All the things I’m posting are physics and therefore non-negotiable. They have to be juggled by the designer. An individual speaker will do some things better than others and what that combo is depends on the designer’s preferences/design philosophy.
Ok, that’s like my 10th post on your question I think lol. I’ll shut up unless you ask me more questions.
Now I feel like I’m just spamming but…one more generality:
A sealed box will have better low-end extension and bass accuracy whereas a ported box will be more efficient and have more “weight/warmth//impact/bloom/boom” (whatever you want to call it).
There are lots of books on speaker design, I have a couple.
None of them will tell you how a speaker sounds as a whole in a particular environment.
Drivers matter, Crossovers matter and the box matters.
Outside the crossover having good on axis frequency response and a predictable falloff off axis. Like amp design there is a lot of debate between speaker designers as to what is important, crossovers can be designed to have minimal phase impact, or to minimise the frequency range where both drivers operate. Some designers like line arrays, some don’t, some like horns, some don’t, various tweeter and cone materials become religious debates.
Pretty much the only reliable way to know if you will like a speaker more than another is to listen to both in your room.
Nearfield listening takes a lot of the room out of the equation FWIW.
This is obviously impractical for most people if they are not spending a ton of money where you can visit dealers who’ll do in home demos.

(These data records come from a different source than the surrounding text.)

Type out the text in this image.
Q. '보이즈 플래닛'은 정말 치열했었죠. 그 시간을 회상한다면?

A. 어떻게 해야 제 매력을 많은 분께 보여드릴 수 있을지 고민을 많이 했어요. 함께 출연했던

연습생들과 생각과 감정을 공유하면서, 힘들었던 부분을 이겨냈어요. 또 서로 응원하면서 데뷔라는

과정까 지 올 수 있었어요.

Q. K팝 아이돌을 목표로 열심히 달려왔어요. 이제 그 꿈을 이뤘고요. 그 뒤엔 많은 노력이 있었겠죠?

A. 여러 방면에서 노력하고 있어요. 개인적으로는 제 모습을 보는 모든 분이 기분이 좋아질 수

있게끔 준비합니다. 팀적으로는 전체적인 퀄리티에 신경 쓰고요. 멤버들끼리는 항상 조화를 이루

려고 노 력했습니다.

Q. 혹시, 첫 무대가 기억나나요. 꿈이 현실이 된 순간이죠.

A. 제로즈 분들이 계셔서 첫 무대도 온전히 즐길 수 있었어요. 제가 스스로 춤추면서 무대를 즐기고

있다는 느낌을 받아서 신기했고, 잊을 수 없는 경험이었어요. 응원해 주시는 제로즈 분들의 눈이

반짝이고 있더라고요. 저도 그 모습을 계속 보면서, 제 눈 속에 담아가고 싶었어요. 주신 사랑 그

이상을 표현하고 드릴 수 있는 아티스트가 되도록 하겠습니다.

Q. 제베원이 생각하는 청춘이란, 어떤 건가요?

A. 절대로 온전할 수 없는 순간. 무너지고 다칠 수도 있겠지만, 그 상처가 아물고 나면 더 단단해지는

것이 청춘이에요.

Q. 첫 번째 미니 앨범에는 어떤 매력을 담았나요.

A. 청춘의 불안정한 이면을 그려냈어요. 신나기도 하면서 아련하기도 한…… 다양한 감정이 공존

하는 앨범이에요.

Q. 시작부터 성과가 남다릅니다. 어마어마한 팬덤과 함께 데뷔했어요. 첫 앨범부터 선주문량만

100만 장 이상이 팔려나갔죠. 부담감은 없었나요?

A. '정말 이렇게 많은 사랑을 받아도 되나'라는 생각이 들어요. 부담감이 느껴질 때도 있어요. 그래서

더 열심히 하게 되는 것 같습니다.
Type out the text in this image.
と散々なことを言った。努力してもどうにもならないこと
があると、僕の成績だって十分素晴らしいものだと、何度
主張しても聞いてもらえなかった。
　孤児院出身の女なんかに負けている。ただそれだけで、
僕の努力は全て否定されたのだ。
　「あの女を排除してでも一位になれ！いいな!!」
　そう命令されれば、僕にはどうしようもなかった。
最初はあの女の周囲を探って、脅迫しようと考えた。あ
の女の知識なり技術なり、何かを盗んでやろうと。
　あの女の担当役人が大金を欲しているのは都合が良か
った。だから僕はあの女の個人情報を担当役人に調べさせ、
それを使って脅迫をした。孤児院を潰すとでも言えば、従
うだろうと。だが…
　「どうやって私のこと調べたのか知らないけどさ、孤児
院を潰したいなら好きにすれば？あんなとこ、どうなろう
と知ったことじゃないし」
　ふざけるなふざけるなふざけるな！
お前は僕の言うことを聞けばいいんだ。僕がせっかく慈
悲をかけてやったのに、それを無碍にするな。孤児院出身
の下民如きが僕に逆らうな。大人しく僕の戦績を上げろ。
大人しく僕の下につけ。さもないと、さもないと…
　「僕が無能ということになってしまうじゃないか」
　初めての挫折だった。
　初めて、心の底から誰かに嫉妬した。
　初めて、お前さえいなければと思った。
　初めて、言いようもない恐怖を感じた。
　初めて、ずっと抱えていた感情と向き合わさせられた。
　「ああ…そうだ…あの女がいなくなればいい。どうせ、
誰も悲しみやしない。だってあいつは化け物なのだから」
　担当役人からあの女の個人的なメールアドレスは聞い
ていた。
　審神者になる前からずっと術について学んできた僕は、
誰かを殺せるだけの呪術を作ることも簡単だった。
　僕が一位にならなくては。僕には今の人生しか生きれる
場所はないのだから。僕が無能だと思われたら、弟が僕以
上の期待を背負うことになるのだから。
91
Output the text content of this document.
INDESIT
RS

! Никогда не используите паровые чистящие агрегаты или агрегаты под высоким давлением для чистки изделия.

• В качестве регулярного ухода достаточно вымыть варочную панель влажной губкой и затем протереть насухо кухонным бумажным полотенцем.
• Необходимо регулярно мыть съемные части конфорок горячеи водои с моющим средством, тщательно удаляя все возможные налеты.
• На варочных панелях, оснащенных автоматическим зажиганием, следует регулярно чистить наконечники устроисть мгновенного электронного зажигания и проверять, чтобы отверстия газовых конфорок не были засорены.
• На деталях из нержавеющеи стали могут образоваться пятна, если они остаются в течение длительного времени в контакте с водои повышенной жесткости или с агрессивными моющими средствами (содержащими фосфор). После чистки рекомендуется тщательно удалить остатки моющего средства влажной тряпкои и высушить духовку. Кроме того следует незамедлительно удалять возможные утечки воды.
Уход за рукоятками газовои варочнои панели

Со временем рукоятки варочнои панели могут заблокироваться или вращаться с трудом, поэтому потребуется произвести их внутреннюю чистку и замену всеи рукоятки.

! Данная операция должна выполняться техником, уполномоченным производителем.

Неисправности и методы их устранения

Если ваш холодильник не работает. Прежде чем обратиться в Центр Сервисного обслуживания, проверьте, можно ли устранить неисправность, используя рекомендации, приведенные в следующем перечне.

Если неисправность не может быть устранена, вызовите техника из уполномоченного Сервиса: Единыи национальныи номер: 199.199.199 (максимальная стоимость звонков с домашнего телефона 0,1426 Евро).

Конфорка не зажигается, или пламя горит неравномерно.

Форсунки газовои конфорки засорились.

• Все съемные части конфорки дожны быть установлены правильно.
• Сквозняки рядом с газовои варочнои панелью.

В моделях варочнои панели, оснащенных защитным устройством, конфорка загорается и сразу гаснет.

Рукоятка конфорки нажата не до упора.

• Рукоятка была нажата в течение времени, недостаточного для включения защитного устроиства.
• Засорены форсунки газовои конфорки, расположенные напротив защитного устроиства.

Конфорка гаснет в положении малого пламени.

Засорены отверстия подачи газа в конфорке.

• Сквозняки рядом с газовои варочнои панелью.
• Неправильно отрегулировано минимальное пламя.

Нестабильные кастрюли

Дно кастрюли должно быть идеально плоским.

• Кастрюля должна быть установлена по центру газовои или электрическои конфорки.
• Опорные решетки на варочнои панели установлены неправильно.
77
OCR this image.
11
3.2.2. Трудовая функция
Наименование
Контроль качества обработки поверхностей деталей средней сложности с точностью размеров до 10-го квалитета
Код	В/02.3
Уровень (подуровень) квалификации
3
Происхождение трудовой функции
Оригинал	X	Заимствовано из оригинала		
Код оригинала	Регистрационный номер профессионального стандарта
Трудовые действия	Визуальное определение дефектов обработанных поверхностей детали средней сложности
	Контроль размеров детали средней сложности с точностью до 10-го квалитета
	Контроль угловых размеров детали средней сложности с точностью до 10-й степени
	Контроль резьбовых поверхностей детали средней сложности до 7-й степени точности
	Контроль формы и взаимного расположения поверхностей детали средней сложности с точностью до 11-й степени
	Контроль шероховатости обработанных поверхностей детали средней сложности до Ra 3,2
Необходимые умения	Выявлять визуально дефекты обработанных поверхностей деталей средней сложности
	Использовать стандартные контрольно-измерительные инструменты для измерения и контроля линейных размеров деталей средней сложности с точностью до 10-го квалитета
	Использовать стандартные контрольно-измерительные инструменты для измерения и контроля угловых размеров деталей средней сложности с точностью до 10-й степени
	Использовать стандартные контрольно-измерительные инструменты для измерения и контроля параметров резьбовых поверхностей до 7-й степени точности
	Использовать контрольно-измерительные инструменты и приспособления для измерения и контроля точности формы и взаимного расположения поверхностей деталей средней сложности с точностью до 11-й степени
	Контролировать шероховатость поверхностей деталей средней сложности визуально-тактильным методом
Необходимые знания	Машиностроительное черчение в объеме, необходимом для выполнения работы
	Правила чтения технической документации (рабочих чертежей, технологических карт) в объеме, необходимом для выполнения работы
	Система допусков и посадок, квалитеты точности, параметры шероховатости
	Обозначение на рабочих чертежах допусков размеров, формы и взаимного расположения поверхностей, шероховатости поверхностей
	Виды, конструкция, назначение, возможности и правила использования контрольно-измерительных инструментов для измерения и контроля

So you’re pretty much like headphones at the entry level, buy something and compare it to reviews, and try and understand what you like and don’t like about it.
Positioning really is just trial and error for the most part, speakers want to be well into a room and then you just listen, adjust and when you find something you like mark it with tape so you can find it again.
Room treatments, start with points of first reflection, that’s the point on a wall, floor or ceiling that if you place a mirror, from the listening position you would see the speaker driver.
Ive drawn from different deciplines on youtube like home theater and music production, examples “daily hifi” podcast and a channel called “produce like a pro”. Also usual suspects zeos and steve guttenburg, entrance to the rabbithole begins there.
It was back when I was into vintage speakers and was searching about repair and modification. Then I got turned onto the full-range driver field.
It’s a truly fulfilling area of audio. If you think that cheap speakers and cabinets make up many expensive speakers, making your own can save tons of money and it’s pretty interesting.
Also, I make cabinets from $1 store foam boards and hot glue with cloth covering.
I don’t see a thread up for general speakers. Maybe I’ll make one and we can continue there. I’ll message you if I do. I don’t want to congest this thread much more.
Unless youre going for a very specific sound isnt the laminate boards preffered for cabinets? I know for guitar stuff they wanted to eliminate the cabs resonance and laminate boards were better for that. They also used a lot of stuffing in the cabs too
Marine grade birch is best for rigidity/resonance control. MDF is pretty good but not as good as Birch. MDF is usually what’s used since it’s easy to machine and it’s cheaper.
Theres a artsy fartsy home decor aspect to speaker design. Not knocking fine handcrafted wood finish or premium materials. More trying not to feed the addiction like i did with cars.